The use of existing systems such as farms, watersheds or agricultural landscapes as study sites has been less common than the use of simulated systems, perhaps because the limitations are often thought to exceed the advantages. There is a continuing misperception among agronomists that hypotheses cannot be tested using existing sites since many factors cannot be controlled across farms. On-farm studies can be more logistically difficult due to lack of control over the research sites (for example, farmers sometimes change their plans and may forget to contact researchers). Furthermore, existing farms are usually less accessible and more dispersed, and therefore more costly to study, compared to sites at an experiment station. However, uncontrolled variation and some of the other challenges can be dealt with through appropriate research design and site selection.

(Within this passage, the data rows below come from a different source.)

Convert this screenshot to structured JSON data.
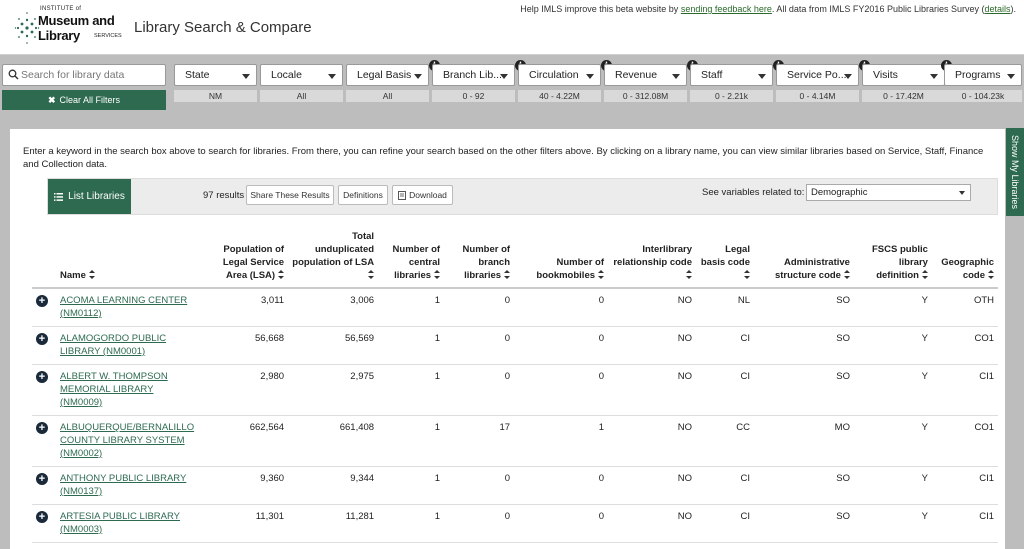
{
  "header": {
    "logo_small": "INSTITUTE of",
    "logo_main": "Museum and Library",
    "logo_services": "SERVICES",
    "title": "Library Search & Compare",
    "help_prefix": "Help IMLS improve this beta website by ",
    "help_link": "sending feedback here",
    "help_middle": ". All data from IMLS FY2016 Public Libraries Survey (",
    "help_details": "details",
    "help_suffix": ")."
  },
  "search": {
    "placeholder": "Search for library data",
    "clear_label": "Clear All Filters"
  },
  "filters": [
    {
      "label": "State",
      "range": "NM",
      "info": false
    },
    {
      "label": "Locale",
      "range": "All",
      "info": false
    },
    {
      "label": "Legal Basis",
      "range": "All",
      "info": false
    },
    {
      "label": "Branch Lib...",
      "range": "0 - 92",
      "info": true
    },
    {
      "label": "Circulation",
      "range": "40 - 4.22M",
      "info": true
    },
    {
      "label": "Revenue",
      "range": "0 - 312.08M",
      "info": true
    },
    {
      "label": "Staff",
      "range": "0 - 2.21k",
      "info": true
    },
    {
      "label": "Service Po...",
      "range": "0 - 4.14M",
      "info": true
    },
    {
      "label": "Visits",
      "range": "0 - 17.42M",
      "info": true
    },
    {
      "label": "Programs",
      "range": "0 - 104.23k",
      "info": true
    }
  ],
  "intro": "Enter a keyword in the search box above to search for libraries. From there, you can refine your search based on the other filters above. By clicking on a library name, you can view similar libraries based on Service, Staff, Finance and Collection data.",
  "toolbar": {
    "list_label": "List Libraries",
    "results": "97 results",
    "share_label": "Share These Results",
    "definitions_label": "Definitions",
    "download_label": "Download",
    "see_label": "See variables related to:",
    "see_value": "Demographic"
  },
  "show_tab": "Show My Libraries",
  "table": {
    "headers": [
      "Name",
      "Population of Legal Service Area (LSA)",
      "Total unduplicated population of LSA",
      "Number of central libraries",
      "Number of branch libraries",
      "Number of bookmobiles",
      "Interlibrary relationship code",
      "Legal basis code",
      "Administrative structure code",
      "FSCS public library definition",
      "Geographic code"
    ],
    "rows": [
      {
        "name": "ACOMA LEARNING CENTER (NM0112)",
        "pop": "3,011",
        "undup": "3,006",
        "central": "1",
        "branch": "0",
        "bookmobiles": "0",
        "interlib": "NO",
        "legal": "NL",
        "admin": "SO",
        "fscs": "Y",
        "geo": "OTH"
      },
      {
        "name": "ALAMOGORDO PUBLIC LIBRARY (NM0001)",
        "pop": "56,668",
        "undup": "56,569",
        "central": "1",
        "branch": "0",
        "bookmobiles": "0",
        "interlib": "NO",
        "legal": "CI",
        "admin": "SO",
        "fscs": "Y",
        "geo": "CO1"
      },
      {
        "name": "ALBERT W. THOMPSON MEMORIAL LIBRARY (NM0009)",
        "pop": "2,980",
        "undup": "2,975",
        "central": "1",
        "branch": "0",
        "bookmobiles": "0",
        "interlib": "NO",
        "legal": "CI",
        "admin": "SO",
        "fscs": "Y",
        "geo": "CI1"
      },
      {
        "name": "ALBUQUERQUE/BERNALILLO COUNTY LIBRARY SYSTEM (NM0002)",
        "pop": "662,564",
        "undup": "661,408",
        "central": "1",
        "branch": "17",
        "bookmobiles": "1",
        "interlib": "NO",
        "legal": "CC",
        "admin": "MO",
        "fscs": "Y",
        "geo": "CO1"
      },
      {
        "name": "ANTHONY PUBLIC LIBRARY (NM0137)",
        "pop": "9,360",
        "undup": "9,344",
        "central": "1",
        "branch": "0",
        "bookmobiles": "0",
        "interlib": "NO",
        "legal": "CI",
        "admin": "SO",
        "fscs": "Y",
        "geo": "CI1"
      },
      {
        "name": "ARTESIA PUBLIC LIBRARY (NM0003)",
        "pop": "11,301",
        "undup": "11,281",
        "central": "1",
        "branch": "0",
        "bookmobiles": "0",
        "interlib": "NO",
        "legal": "CI",
        "admin": "SO",
        "fscs": "Y",
        "geo": "CI1"
      }
    ]
  },
  "colors": {
    "brand": "#2d6a4f",
    "link": "#2d6a4f"
  }
}
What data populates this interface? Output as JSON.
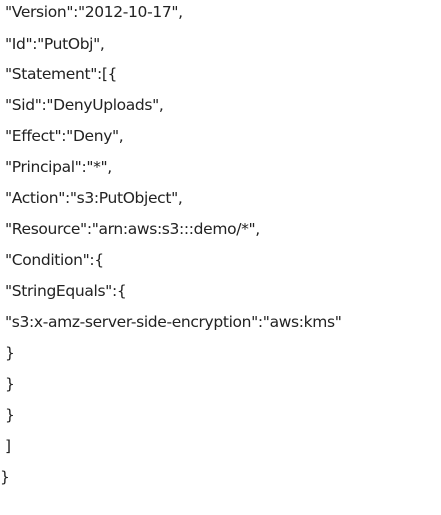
{
  "document": {
    "lines": [
      "\"Version\":\"2012-10-17\",",
      "\"Id\":\"PutObj\",",
      "\"Statement\":[{",
      "\"Sid\":\"DenyUploads\",",
      "\"Effect\":\"Deny\",",
      "\"Principal\":\"*\",",
      "\"Action\":\"s3:PutObject\",",
      "\"Resource\":\"arn:aws:s3:::demo/*\",",
      "\"Condition\":{",
      "\"StringEquals\":{",
      "\"s3:x-amz-server-side-encryption\":\"aws:kms\"",
      "}",
      "}",
      "}",
      "]",
      "}"
    ]
  }
}
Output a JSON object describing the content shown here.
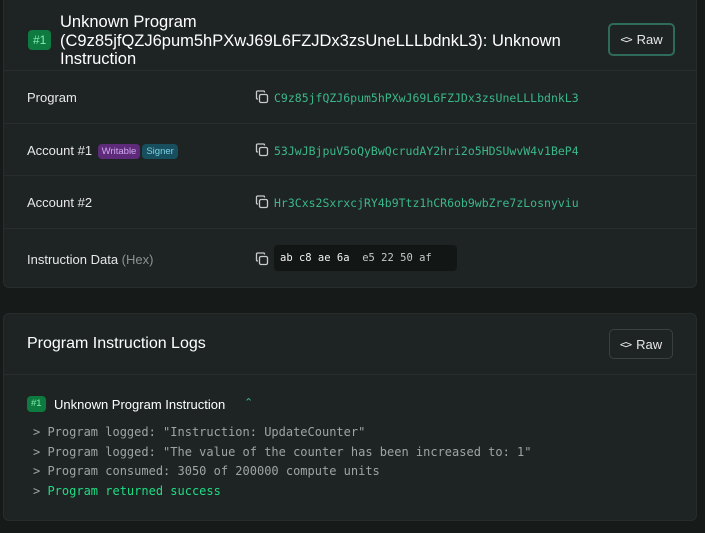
{
  "instruction_card": {
    "index_badge": "#1",
    "title": "Unknown Program (C9z85jfQZJ6pum5hPXwJ69L6FZJDx3zsUneLLLbdnkL3): Unknown Instruction",
    "raw_button_label": "Raw",
    "rows": {
      "program": {
        "label": "Program",
        "value": "C9z85jfQZJ6pum5hPXwJ69L6FZJDx3zsUneLLLbdnkL3"
      },
      "account1": {
        "label": "Account #1",
        "badge_writable": "Writable",
        "badge_signer": "Signer",
        "value": "53JwJBjpuV5oQyBwQcrudAY2hri2o5HDSUwvW4v1BeP4"
      },
      "account2": {
        "label": "Account #2",
        "value": "Hr3Cxs2SxrxcjRY4b9Ttz1hCR6ob9wbZre7zLosnyviu"
      },
      "instruction_data": {
        "label": "Instruction Data",
        "suffix": "(Hex)",
        "hex_part1": "ab c8 ae 6a",
        "hex_part2": "e5 22 50 af"
      }
    }
  },
  "logs_card": {
    "title": "Program Instruction Logs",
    "raw_button_label": "Raw",
    "entry": {
      "index_badge": "#1",
      "title": "Unknown Program Instruction",
      "lines": {
        "l1": "> Program logged: \"Instruction: UpdateCounter\"",
        "l2": "> Program logged: \"The value of the counter has been increased to: 1\"",
        "l3": "> Program consumed: 3050 of 200000 compute units",
        "l4_prefix": "> ",
        "l4_text": "Program returned success"
      }
    }
  },
  "icons": {
    "copy": "copy-icon",
    "code": "code-icon",
    "chevron_up": "chevron-up-icon"
  },
  "colors": {
    "background": "#161a19",
    "card": "#1e2423",
    "accent_green": "#3bb78a",
    "success": "#1fdc84",
    "writable_badge": "#5d2b7a",
    "signer_badge": "#174f5e"
  }
}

The most important advantage of using existing systems as research sites is that the systems are realistic in terms of scale, management practices and farmer constraints and so provide a unique opportunity to study agricultural processes under “real world” conditions. Another advantage is that site selection can be used to either minimize or increase environmental variability to test hypotheses and achieve results that apply across a wider range of environments and conditions. For example, Needelman et al. (1999) selected farms with soil textural differences to investigate interactions between management practices and soil texture. Furthermore, transition effects can be avoided by selecting well-established farms with differing management regimes, which are probably closer to steady-state conditions.
Transition Effect: An interim time period in which an agricultural system undergoes a shift from one management system to another and experiences production losses due to this shift. For example, when farmers switch from less diverse, chemical-based farming to a more biologically diverse approach with reduced inputs, they usually experience reduced yields and increased pest pressure during the first few years.
Alternatively, research that addresses changes through time can test hypotheses by using sites that have been managed for varying durations. Finally, some agricultural system properties that are influenced by landscape-scale characteristics require the use of farm-scale study sites (Letourneau et al., 1996; Elias et al., 1998), as do studies of socioeconomic processes.